Думать о могиле было неприятно, думать о работе невозможно, и Аполлон Бенедиктович решил не думать вообще. Он будет просто сидеть и слушать дождь. Где-то неизмеримо далеко, на самой границе ливня, хлопнула дверь, и по дому весело прокатился голос-гром.
— Эй, хозяйка, принимай гостя!
Палевич вздохнул, похоже, спокойный вечер пропал. И охота ж было пану Охимчику выходить из дому в такую погоду. Выгоду упустить боится, ни на шаг от пани Натальи не отступает, словно собака сторожевая.
Пан Юзеф, который не догадывался о неприязненных мыслях Палевича, — если и догадывался, то виду не подавал — вошел в залу, веселый и мокрый. Взгляд его блуждал, точно у пьяного, и Аполлону Бенедиктовичу почудилось в этом взгляде нечто смутно знакомое. Где-то он уже видел точно такие же глаза.
Или это сумрак, дождь и местные легенды сыграли с Палевичем злую шутку. Нормальный у доктора взгляд, чуточку сумасшедший, но нормальный. Встретившись глазами с Аполлоном Бенедиктовичем, Юзеф кивнул и улыбнулся, точно старому доброму другу.
— Добрый вечер.
— И вам вечер добрый. — Палевич решил быть вежливым и даже улыбнулся, хотя больше всего ему хотелось зевнуть в лицо незваному гостю, своим появлением прервавшему мирную дрему. — Ненастно сегодня.
— Ваша правда. Льет, точно в небе дыру проделали. — Юзеф протянул руки к огню.
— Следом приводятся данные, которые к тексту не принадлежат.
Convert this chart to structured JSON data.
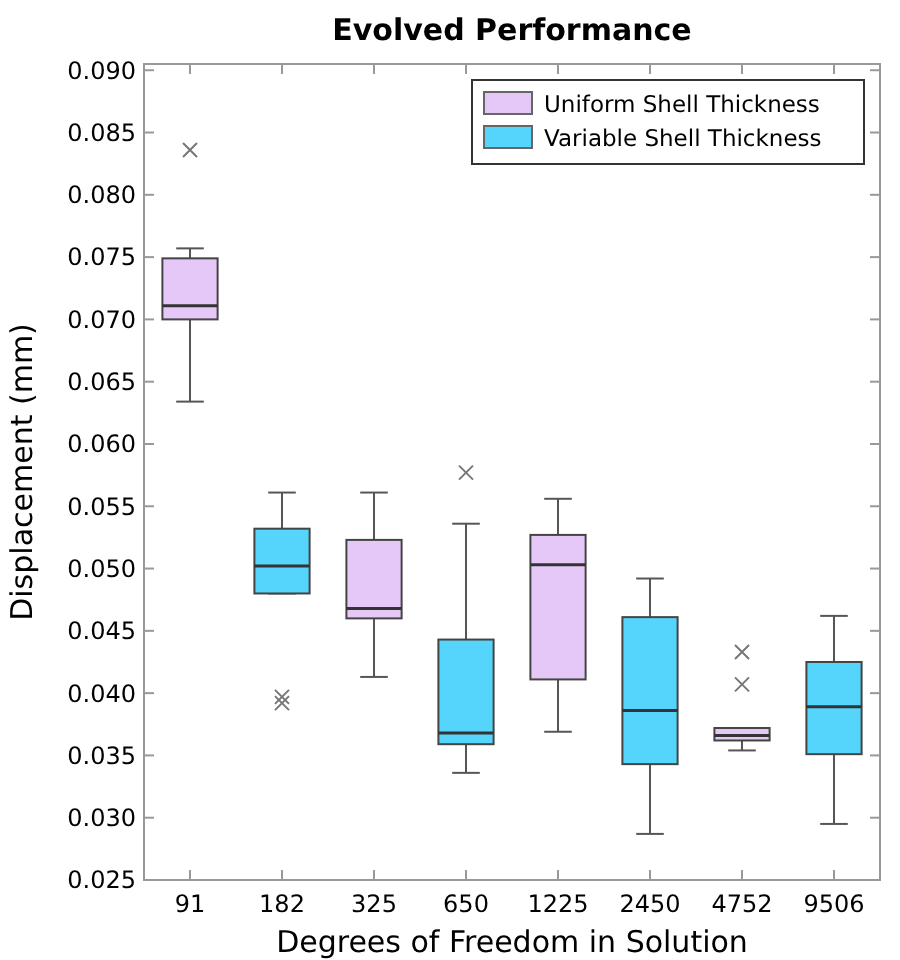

Мокрые рукава и брюки свидетельствовали о том, что плащ и зонт — плохая защита от разгулявшейся стихии.
— Пани Тереза уверена, что наступает конец света, а дождь — первое тому подтверждение, все про хляби небесные, которые разверзлись, ибо Господь желает утопить человечество в наказание за грехи.
От одежды доктора шел пар, а строгий черный костюм делал его похожим на натурального Диавола. Вот уж правду говорят: посиди в болоте, и в голове болото станет. Юзеф упомянул про Бога, Аполлон Бенедиктович припомнил Диавола. Какой из него Диавол, так, мелкий пакостливый бес. Юзеф, согревшись, довольно фыркнул и небрежным жестом откинул со лба мокрую прядь. Красуется, хоть и не перед кем.
— А где пани Наталия? — Как бы невзначай поинтересовался пан Охимчик.